To test the assets, we'll use substra run-local
, passing it paths to our algorithm of course, but also the opener,
the metrics and to the data samples we want to use. It will launch a training task on the train data, a prediction task on the test data and return the accuracy score.
substra run-local assets/algo_cnn_dp \
--train-opener=assets/dataset/opener.py \
--test-opener=assets/dataset/opener.py \
--metrics=assets/objective/ \
--train-data-samples=assets/train_data \
--test-data-samples=assets/test_data
At the end of this step, you'll find in the newly created sandbox/model
folder a model
file that contains your
trained model. There is also a sandbox/pred_train
folder that contains both the predictions made by the model on
train data and the associated performance.

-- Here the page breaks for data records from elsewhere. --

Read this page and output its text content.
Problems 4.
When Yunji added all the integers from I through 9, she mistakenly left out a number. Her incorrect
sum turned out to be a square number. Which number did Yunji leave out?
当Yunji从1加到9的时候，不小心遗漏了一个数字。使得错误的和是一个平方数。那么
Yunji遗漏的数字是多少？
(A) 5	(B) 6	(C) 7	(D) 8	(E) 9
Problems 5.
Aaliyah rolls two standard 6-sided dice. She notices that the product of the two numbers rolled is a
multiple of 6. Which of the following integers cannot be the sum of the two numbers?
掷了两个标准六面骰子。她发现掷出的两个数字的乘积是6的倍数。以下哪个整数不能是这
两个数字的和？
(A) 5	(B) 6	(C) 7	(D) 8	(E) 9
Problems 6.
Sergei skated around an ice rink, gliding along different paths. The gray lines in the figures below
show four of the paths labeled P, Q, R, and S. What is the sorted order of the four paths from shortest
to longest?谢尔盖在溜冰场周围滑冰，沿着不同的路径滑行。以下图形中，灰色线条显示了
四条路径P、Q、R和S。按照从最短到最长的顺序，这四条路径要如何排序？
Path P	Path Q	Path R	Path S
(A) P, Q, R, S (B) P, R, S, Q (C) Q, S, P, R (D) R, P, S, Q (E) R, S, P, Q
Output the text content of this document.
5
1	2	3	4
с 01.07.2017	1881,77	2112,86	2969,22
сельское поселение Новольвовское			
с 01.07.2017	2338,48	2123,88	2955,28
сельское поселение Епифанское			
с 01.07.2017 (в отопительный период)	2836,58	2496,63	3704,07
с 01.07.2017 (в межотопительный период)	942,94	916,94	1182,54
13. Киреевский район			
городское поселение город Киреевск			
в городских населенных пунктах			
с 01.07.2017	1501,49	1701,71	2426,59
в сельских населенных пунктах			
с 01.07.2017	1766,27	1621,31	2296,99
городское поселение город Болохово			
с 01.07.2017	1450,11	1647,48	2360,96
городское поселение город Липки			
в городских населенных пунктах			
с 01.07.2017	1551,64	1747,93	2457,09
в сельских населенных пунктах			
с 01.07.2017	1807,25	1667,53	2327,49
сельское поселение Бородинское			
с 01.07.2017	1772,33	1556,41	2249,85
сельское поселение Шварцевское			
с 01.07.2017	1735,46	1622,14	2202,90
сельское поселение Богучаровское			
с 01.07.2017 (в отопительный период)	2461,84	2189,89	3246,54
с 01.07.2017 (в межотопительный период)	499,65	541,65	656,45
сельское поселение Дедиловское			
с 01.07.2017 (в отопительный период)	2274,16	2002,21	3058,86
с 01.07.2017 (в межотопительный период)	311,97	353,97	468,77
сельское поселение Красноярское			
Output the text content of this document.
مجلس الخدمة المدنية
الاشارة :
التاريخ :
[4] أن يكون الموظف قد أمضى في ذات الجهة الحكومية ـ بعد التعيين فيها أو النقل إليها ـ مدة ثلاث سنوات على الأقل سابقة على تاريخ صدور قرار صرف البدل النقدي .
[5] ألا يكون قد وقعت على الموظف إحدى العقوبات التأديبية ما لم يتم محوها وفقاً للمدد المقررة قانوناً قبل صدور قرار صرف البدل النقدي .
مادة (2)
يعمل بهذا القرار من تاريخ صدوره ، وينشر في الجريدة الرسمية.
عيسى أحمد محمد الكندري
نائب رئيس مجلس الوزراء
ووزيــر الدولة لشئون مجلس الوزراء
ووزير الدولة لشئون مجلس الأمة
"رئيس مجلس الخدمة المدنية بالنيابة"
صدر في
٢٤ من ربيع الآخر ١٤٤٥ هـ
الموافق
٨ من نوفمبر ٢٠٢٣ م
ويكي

It's more than probable that your code won't run perfectly the first time. Since runs happen in dockers, you can't
debug using prints. Instead, you should use the logging
module from python. All logs can then be consulted at the end
of the run in sandbox/model/log_model.log
.
A script has been written that adds objective, data manager and data samples to substra. It uses the substra
python
sdk to perform actions. It's main goal is to create assets, get their keys and use these keys in the creation of other
assets.
To run it:
pip install -r scripts/requirements.txt
python scripts/add_dataset_objective.py
This script just generated an assets_keys.json
file in the mnist
folder. This file contains the keys of all assets
we've just created and organizes the keys of the train data samples in folds. This file will be used as input when
adding an algorithm so that we can automatically launch all training and testing tasks.
The script add_train_algo_cnn_dp.py
pushes our simple algo to substra and then uses the assets_keys.json
file
we just generated to train it against the dataset and objective we previously set up. It will then update the
assets_keys.json
file with the newly created assets keys (algo, traintuple and testtuple)
To run it:
python scripts/add_train_algo_cnn_dp.py
It will end by providing a couple of commands you can use to track the progress of the train and test tuples as well as the associated scores. Alternatively, you can browse the frontend to look up progress and scores.